Zweitens ist der Mittelmeerraum strategisch wichtig für den Nahost-Konflikt. So hat denn auch Sarkozy, durchaus erfolgreich, versucht, sich als ‚peace-maker‘ für den Nahen Osten darzustellen. Die gemeinsame Vorfahrt des israelischen Premierminister Olmert zusammen mit dem Palästinenserführer, Mahmud Abbas, war dafür symbolisch und überhaupt ein schönes Bild. Nach Anápolis kann jetzt Europa den Weg für einen Friedensschluss ebnen, sollte es verlauten. Und es stimmt, dass Frankreich hier hervorragende Beziehungen mit den arabischen Ländern einbringen kann. Das syrische Zugehen auf den Libanon auf dem Gipfel war daher durchaus vielversprechend. Der Anstoß der Union für das Mittelmeer fällt daher tatsächlich in einem günstigen Zeitpunkt. Im November sind US-Wahlen, im Januar wird eine neue Administration die Regierung übernehmen.

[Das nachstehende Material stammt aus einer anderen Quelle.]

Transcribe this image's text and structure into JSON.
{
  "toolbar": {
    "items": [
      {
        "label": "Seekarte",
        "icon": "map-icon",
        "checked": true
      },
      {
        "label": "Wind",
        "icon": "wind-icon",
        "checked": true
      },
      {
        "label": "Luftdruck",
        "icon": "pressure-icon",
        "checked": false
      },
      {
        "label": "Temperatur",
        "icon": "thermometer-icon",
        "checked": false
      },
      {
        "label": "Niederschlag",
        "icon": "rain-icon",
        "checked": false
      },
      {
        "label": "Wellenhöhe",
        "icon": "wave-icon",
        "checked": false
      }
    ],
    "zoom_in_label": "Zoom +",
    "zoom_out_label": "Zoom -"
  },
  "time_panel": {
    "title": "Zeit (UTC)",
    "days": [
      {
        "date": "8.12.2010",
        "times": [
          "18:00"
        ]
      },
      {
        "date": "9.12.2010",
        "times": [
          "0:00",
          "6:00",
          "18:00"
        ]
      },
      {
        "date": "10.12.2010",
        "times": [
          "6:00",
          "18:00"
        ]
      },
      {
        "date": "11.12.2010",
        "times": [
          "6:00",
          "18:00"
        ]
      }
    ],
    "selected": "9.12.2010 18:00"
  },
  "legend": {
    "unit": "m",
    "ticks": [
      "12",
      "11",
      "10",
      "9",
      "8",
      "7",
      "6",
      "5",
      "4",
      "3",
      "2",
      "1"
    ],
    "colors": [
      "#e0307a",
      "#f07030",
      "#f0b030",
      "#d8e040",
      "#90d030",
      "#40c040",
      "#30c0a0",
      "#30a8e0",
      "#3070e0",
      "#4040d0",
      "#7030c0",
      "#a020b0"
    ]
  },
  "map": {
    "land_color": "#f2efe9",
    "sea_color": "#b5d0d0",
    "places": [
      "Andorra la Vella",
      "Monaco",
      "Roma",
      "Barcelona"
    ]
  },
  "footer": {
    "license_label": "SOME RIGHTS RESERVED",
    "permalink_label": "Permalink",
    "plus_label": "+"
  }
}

Der Iran-Nuklear-Konflikt wartet dringend auf eine konstruktive Lösung. Beide, die EU wie die USA, sind gefragt. Und den Mittelmeerländern wird dabei immer mehr Bedeutung zukommen. Dass deren Verhältnis zur EU jetzt durch die Union für das Mittelmeer strukturiert wird, kann man daher nur begrüßen.
Und es dürfte auch nur ein erster Schritt sein. Wie die Mittelmeerstaaten, so suchen auch die Golf-Staaten die neue Nähe zur EU. Der Nahe Osten ist nicht mehr der Vorhof der USA. Den israelisch-palästinensischen Konflikt werden - wenn überhaupt - nur viele Spieler in der Region, darunter die EU und mit ihr vielleicht die neue Union für das Mittelmeer, zur Beilegung bringen.
Insofern kann man nur hoffen, dass die Gipfelbilder nicht zu schnell verblassen, und die Union für das Mittelmeer bald als neue Wachstumsregion mit einer starken Anbindung an Europa dasteht.